Archbishop Mamberti replaces Cardinal Raymond Burke, who has served as prefect since 2008. No prelate has served in the position for longer than six years since Cardinal Dino Staffa, who was prefect from 1967 to 1977.
Born in Morocco in 1952, Archbishop Mamberti was ordained a priest of the Diocese of Ajaccio (France) in 1981. He earned degrees in civil and canon law and represented the Holy See as apostolic nuncio to Sudan (2002-06), apostolic delegate to Somalia (2002-04), and apostolic nuncio to Eritrea (2004-06). In 2006, Pope Benedict appointed him the Secretary for Relations with States, and thus the Vatican’s “foreign minister.”
Confirming reports that have circulated for weeks, Cardinal Burke has been named patron of the Sovereign Military Order of Malta, succeeding Cardinal Paolo Sardi, who is 80. The appointment of Cardinal Burke, who is 66, to a primarily ceremonial role has been widely interpreted as a deliberate demotion, and has prompted protests from conservative Catholics. The American prelate has emerged as the most outspoken figure at the Vatican, voicing his concerns about the perception that Catholic doctrine is in question and pressing for a clear reaffirmation of Church teachings.
Pope Francis also named Archbishop Paul Gallagher the new Secretary for Relations with States.

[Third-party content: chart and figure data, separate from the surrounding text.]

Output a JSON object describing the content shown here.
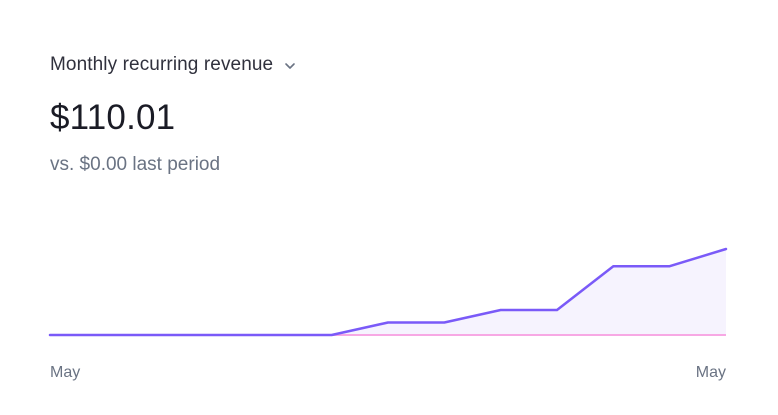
{
  "metric": {
    "title": "Monthly recurring revenue",
    "value": "$110.01",
    "comparison": "vs. $0.00 last period"
  },
  "icons": {
    "dropdown": "chevron-down-icon"
  },
  "colors": {
    "current_series": "#7a5af8",
    "current_area": "#f6f3fe",
    "previous_series": "#f7a8e4",
    "axis_text": "#6a7383"
  },
  "chart_data": {
    "type": "line",
    "title": "",
    "xlabel": "",
    "ylabel": "",
    "x_tick_labels": [
      "May",
      "May"
    ],
    "ylim": [
      0,
      110.01
    ],
    "grid": false,
    "series": [
      {
        "values": [
          0,
          0,
          0,
          0,
          0,
          0,
          16,
          16,
          32,
          32,
          88,
          88,
          110.01
        ],
        "area": true
      },
      {
        "values": [
          0,
          0,
          0,
          0,
          0,
          0,
          0,
          0,
          0,
          0,
          0,
          0,
          0
        ]
      }
    ]
  }
}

Born in 1954, Archbishop Gallagher was ordained a priest of the Diocese of Liverpool (England) in 1977. He has served as apostolic nuncio to Burundi (2004-09), Guatemala (2009-12), and Australia (since 2012).
All comments are moderated. To lighten our editing burden, only current donors are allowed to Sound Off. If you are a donor, log in to see the comment form; otherwise please support our work, and Sound Off!
Posted by: filioque -
Nov. 10, 2014 7:56 PM ET USA
It could be worse. In the 15th century, a cardinal who incurred papal displeasure could be filed away in a cubbyhole in the Castel Sant'Angelo. Cardinal Burke will thrive and we will be the better for it.
Posted by: Minnesota Mary -
Nov. 09, 2014 7:25 PM ET USA
St. John the Evangelist wrote his best work in exile.
Posted by: AgnesDay -
Nov. 08, 2014 2:39 PM ET USA
Articles like this remind me of the years that Padre Pio was forbidden to preach, say Mass publicly, or hear confessions. They were difficult times, but Padre Pio rose high above them, and was eventually vindicated. Let's all ask for patience and the grace to know the Will of the Lord.